Шрифт:
Интервал:
Закладка:
Видя, что он немного смягчился, я отважился задать мучивший меня все это время вопрос:
— Скажите, дядюшка Кро, а что это за марево клубится над рекой и лежит плотной полосой по-над берегом?..
От досады крокодил аж крякнул. Выражение вытянутой морды стало жалобным, как будто слова мои его глубоко обидели. Оглянувшись по сторонам в поисках тех, кому можно было бы поплакаться и не найдя таковых, он поднял голову и взглянул снизу вверх мне в глаза:
— Ну, почему так всегда?.. Только соберешься сказать что-то умное, как тебя тут же перебьют! Говно, Дорофейло, хорошо с тобой есть, все время вперед забегаешь. О желтом тумане я и намеревался тебе рассказать, потому что на вашем языке он называется…

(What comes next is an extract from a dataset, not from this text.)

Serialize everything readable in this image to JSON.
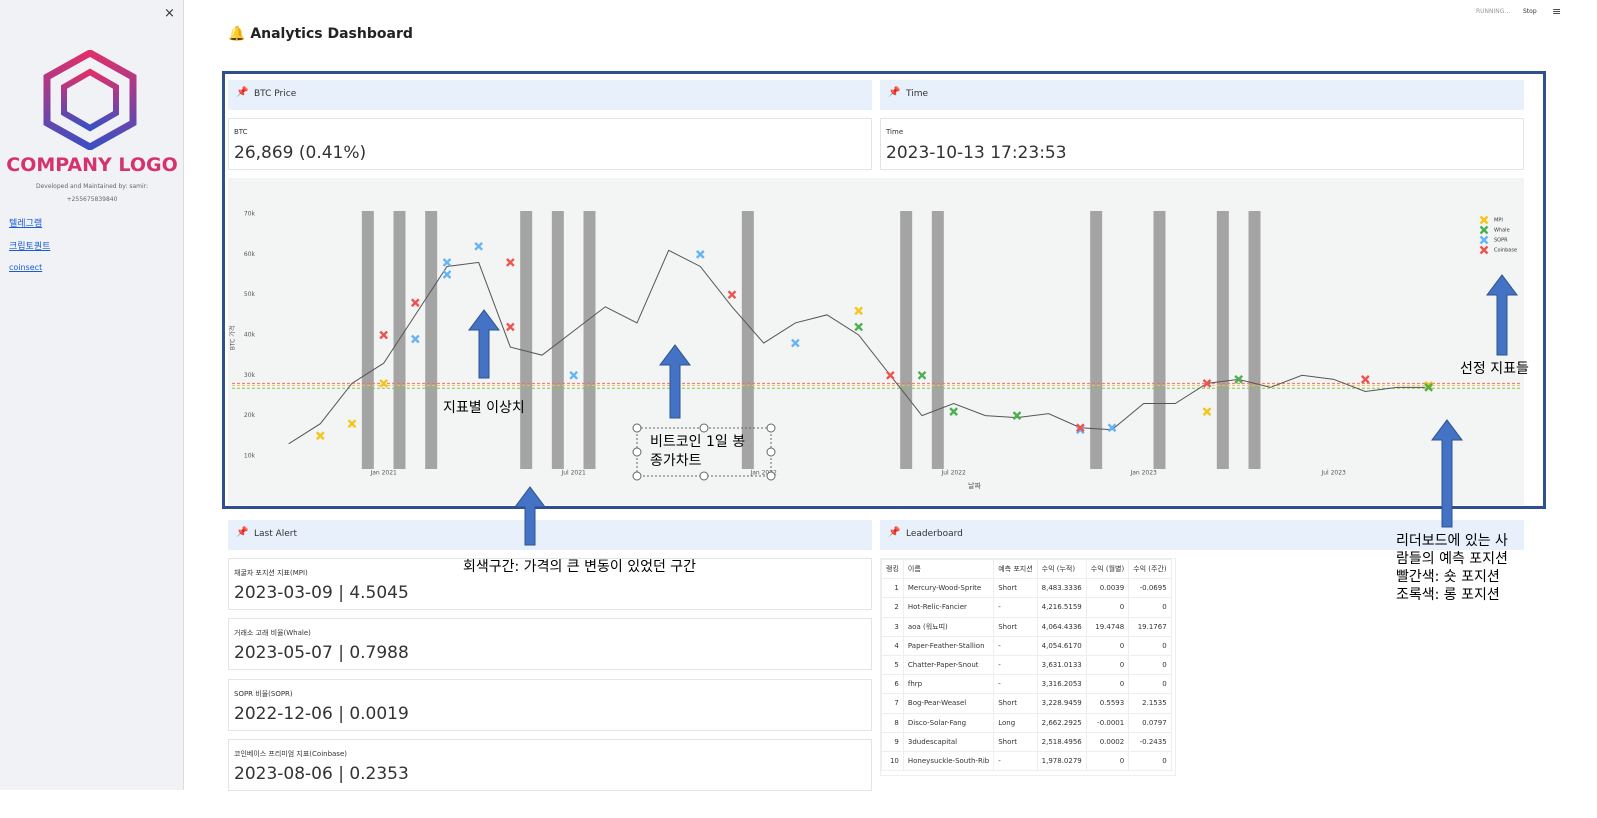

Кома! Кома… кома… кома… — доктор Ситников посмотрел на затянутую сеткой дождя улицу, побарабанил пальцами по подоконнику. Изучению ее он посвятил последние двадцать из своих сорока с лишним лет, но теперь понимал, что находится в самом начале пути. Что толку слыть, пусть заслуженно, одним из лучших специалистов в стране, если все на что ты способен, это поддерживать в пациенте жизнь. После курса лекций, которые он сам же и прочтет, на такое способен любой интерн, если он хоть что-то понимает в медицине. Можно выступать на международных конгрессах и пользоваться уважением, а то и почитанием коллег, можно писать монографии и печататься в профессиональных журналах, только все это лирика, момент же истины наступает тогда, когда оказываешься один на один с очередным сложным случаем. Тут ни звания, ни дипломы иностранных академий не помогут.
Павел Степанович закурил, бросил спичку в хрустальную, подаренную кем-то из больных пепельницу. Больных?.. — Ситников усмехнулся: — Эх, если бы больных! Больному человеку всегда можно поставить диагноз, а тогда уже и лечить. Не зря его учитель никогда не называл своих пациентов больными. Нам с вами, говорил известный профессор своему молодому, начинающему коллеге, чрезвычайно повезло. Реаниматолог — редкостная специальность: если удается выдернуть пациента с того света, на тебя смотрят, как на волшебника, если же он умрет, то всего лишь вздохнут: все мы смертны, Бог дал, Бог взял! Кома, продолжал он, но уже без тени шутливости, во многом похожа на жизнь — никто не знает что это такое. Заскочившие в кому люди находятся в пограничном состоянии, балансируют между жизнью и смертью… впрочем, как каждый из живущих. Те же, кто пытается хоть что-то понять, рано или поздно кончают расстройством нервной системы и одиночеством… — и добавлял: — Я имею в виду понять что за штука — жизнь! Дальнейшими пояснениями профессор себя не утруждал, но теперь, по прошествии многих лет, Ситникову казалось, что он в полной мере представляет, что тот имел в виду. Именно отчуждение испытывал порой Павел Степанович, а еще несогласие с той малостью, к которой сводится человеческое бытие в его мишурной суетности…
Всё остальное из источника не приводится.